7.2 Building your evidence file
The best files are not always the loudest. They are the best documented. Collect the articles of association, commercial register extracts, shareholders’ agreement if any, minutes of meetings, notices of meetings, annual accounts, tax declarations where accessible, contracts with related parties, payroll evidence, and any proof of refusal to communicate information.
Concretely, keep the registered letters with acknowledgment of receipt. Preserve screenshots with metadata where possible. If a meeting was held irregularly, note the date, the place, who attended, and how you learned of it. Courts are persuaded by chronology.
7.3 Choosing the right lawyer in Morocco
Choose counsel familiar with commercial courts and company disputes, not just general civil practice. A partner dispute may require urgent summary proceedings, accounting analysis, corporate law arguments, and settlement negotiation all at once. Geography also matters. If the company is in Casablanca, use someone used to that court’s rhythm. Depending on your location, you may look for an avocat droit des sociétés Casablanca, an avocat droit des sociétés Rabat, an avocat droit des sociétés Fès, an avocat droit commercial Marrakech, or an avocat Tanger droit commercial.
Ask direct questions: How many partner disputes have you handled? How often do you request judicial expertise? Have you obtained appointment of a temporary administrator? What is your view on settlement versus litigation in my file? A real specialist will answer concretely, not vaguely.
7.4 A realistic budget
For a standard first-instance corporate dispute, budget roughly 15,000 to 80,000 MAD in legal fees, plus court tax, service costs, and possibly 10,000 to 50,000 MAD for judicial expertise. Appeal adds more. Clients should also budget for time away from business. That hidden cost is substantial and often ignored.
7.5 A realistic timeline
Mediation can produce a result in 1 to 3 months. Urgent summary proceedings may yield an order in a few days to a few weeks depending on urgency and service. A full action on the merits before the Commercial Court often takes 12 to 24 months. Appeal may add 12 to 18 months. This is why preserving the company during litigation is often as important as winning the case itself.
Conclusion: the best partner dispute is the one prevented early
If there is one lesson to draw from Moroccan practice, and from cautionary stories such as the Africa Morocco Links / Jobson affair, it is this: business conflict is not exceptional. It is predictable. The law offers remedies — mediation, arbitration, nullity actions, manager liability claims, judicial expertise, emergency administration, and ultimately dissolution. But none of these remedies is painless.

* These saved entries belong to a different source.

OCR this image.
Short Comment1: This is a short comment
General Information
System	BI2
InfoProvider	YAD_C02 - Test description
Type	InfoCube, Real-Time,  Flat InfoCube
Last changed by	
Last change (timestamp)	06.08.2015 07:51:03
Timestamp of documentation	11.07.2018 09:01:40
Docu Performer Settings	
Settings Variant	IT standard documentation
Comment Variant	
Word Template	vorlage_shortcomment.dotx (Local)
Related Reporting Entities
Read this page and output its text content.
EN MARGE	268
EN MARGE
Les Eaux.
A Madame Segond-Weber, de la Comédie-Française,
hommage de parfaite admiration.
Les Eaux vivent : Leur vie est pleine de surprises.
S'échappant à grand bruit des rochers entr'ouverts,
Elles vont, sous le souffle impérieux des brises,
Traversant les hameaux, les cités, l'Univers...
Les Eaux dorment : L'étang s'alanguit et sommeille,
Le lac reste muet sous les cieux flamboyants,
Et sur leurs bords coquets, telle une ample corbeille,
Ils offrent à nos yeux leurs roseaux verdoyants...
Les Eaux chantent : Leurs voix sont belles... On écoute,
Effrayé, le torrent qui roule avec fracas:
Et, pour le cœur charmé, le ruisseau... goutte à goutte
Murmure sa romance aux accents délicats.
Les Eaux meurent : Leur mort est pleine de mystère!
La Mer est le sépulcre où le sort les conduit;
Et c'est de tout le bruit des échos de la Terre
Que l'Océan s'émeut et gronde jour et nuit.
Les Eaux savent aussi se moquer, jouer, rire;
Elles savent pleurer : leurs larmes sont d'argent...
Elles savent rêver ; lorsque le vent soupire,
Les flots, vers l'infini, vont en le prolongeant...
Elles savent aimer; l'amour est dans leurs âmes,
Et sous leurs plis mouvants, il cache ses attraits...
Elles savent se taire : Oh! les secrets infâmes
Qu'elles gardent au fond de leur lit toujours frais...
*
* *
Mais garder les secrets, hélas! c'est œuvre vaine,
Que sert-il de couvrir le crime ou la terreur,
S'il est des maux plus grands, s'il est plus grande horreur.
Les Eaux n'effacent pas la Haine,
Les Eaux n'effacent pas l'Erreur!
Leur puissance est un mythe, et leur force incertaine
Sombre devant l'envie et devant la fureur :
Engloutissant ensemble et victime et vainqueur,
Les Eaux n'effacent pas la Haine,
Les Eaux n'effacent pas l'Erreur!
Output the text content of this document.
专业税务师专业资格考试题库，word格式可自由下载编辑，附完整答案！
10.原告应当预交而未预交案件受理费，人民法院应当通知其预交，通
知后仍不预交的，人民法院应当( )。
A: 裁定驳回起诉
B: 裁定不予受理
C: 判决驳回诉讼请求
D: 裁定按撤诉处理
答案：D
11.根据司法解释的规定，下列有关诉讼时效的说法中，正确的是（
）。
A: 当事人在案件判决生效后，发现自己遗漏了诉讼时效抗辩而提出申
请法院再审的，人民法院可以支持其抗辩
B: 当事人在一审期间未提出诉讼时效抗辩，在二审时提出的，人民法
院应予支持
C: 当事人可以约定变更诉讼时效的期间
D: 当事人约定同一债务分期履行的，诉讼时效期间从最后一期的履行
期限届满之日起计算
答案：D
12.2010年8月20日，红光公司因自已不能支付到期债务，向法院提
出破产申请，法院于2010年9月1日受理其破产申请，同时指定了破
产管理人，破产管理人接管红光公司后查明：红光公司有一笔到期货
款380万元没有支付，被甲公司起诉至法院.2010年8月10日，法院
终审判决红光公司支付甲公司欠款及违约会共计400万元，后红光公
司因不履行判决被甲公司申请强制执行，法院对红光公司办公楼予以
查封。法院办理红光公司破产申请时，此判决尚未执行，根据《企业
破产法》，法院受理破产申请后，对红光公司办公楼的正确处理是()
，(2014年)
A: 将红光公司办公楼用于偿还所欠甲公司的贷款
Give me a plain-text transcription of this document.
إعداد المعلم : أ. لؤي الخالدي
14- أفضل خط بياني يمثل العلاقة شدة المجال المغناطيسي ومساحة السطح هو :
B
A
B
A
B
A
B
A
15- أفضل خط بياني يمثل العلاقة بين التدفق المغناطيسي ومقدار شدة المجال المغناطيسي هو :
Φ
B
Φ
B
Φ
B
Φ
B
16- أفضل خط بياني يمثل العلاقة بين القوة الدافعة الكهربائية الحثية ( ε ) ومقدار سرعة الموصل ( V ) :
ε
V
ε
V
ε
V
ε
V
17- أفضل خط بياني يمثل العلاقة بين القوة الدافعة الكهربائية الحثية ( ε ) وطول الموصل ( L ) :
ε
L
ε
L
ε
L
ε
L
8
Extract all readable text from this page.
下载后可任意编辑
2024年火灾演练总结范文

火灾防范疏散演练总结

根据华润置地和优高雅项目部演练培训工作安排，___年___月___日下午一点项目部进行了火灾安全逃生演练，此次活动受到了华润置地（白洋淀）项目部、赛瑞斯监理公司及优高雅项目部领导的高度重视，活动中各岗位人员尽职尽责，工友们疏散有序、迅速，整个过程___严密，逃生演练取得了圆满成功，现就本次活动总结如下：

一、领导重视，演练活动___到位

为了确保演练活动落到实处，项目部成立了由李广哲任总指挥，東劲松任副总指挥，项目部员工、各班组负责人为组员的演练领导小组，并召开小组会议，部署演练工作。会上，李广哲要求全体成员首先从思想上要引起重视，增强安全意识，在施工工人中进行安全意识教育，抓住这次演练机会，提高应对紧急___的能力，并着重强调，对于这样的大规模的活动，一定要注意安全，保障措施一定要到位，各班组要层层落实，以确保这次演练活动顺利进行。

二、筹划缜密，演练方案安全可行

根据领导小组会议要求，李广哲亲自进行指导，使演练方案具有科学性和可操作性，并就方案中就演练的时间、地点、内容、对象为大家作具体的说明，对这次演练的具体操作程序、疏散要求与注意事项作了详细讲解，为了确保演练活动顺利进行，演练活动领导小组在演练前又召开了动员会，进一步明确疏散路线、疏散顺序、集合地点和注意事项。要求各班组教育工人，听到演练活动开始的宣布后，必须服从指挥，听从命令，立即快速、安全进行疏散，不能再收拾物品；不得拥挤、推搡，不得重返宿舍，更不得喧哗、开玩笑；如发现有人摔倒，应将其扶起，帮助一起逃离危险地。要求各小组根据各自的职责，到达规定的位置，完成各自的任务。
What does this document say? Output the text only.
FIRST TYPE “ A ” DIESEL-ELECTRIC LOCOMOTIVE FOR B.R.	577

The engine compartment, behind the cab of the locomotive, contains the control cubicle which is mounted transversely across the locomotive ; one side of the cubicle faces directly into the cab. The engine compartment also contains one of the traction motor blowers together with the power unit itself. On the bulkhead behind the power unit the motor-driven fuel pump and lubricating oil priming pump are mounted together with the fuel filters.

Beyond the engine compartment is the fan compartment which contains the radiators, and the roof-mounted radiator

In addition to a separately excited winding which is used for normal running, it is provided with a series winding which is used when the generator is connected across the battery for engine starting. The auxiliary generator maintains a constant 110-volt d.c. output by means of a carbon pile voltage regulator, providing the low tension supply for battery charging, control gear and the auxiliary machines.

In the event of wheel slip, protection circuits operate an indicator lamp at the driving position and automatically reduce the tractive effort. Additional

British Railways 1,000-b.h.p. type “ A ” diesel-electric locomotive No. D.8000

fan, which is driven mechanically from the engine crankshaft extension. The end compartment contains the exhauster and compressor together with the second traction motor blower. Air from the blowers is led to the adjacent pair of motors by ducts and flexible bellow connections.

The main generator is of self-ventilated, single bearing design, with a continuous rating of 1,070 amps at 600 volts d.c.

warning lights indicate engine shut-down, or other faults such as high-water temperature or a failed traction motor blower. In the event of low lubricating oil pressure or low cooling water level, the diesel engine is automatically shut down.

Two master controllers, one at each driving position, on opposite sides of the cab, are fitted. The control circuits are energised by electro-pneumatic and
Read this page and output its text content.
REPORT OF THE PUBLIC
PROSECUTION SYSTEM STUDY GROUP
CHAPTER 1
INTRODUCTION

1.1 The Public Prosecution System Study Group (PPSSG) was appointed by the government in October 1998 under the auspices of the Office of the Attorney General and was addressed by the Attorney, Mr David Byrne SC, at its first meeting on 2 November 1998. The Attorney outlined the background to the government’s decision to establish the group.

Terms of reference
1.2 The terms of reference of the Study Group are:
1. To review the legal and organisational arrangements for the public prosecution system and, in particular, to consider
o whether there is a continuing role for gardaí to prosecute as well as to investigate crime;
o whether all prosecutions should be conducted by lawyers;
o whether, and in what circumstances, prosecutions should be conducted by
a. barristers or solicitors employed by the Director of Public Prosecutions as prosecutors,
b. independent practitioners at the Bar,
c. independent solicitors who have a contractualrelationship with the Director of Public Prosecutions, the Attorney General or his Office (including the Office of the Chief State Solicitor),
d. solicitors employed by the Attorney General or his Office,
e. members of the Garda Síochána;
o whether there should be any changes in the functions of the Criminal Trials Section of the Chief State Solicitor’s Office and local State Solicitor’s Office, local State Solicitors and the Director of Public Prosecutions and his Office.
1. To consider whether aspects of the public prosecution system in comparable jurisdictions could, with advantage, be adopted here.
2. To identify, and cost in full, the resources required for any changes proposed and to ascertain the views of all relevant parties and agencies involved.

The order of priority is usually the right one: amicable first, judicial second, dissolution last. Not because courts are weak. They are necessary. But because once a company dispute enters hard litigation, value is destroyed quickly. Clients pay in legal fees, delay, stress, and lost business opportunity.
What prevents many of these disasters is not brilliance in court. It is careful drafting at the beginning: solid articles, a real shareholders’ agreement, information rights, deadlock mechanisms, valuation clauses, exclusion rules, mediation clauses, and clear governance architecture. A good contract will not create trust. But when trust fails, it will save time, money, and sometimes the company itself.
As I often tell clients, the law is a tool, not a guarantee. The best contract is still a healthy relationship between associates. But if that relationship breaks, Moroccan law does provide serious remedies — provided you move early, document everything, and choose a strategy grounded in the reality of the courts, not in wishful thinking.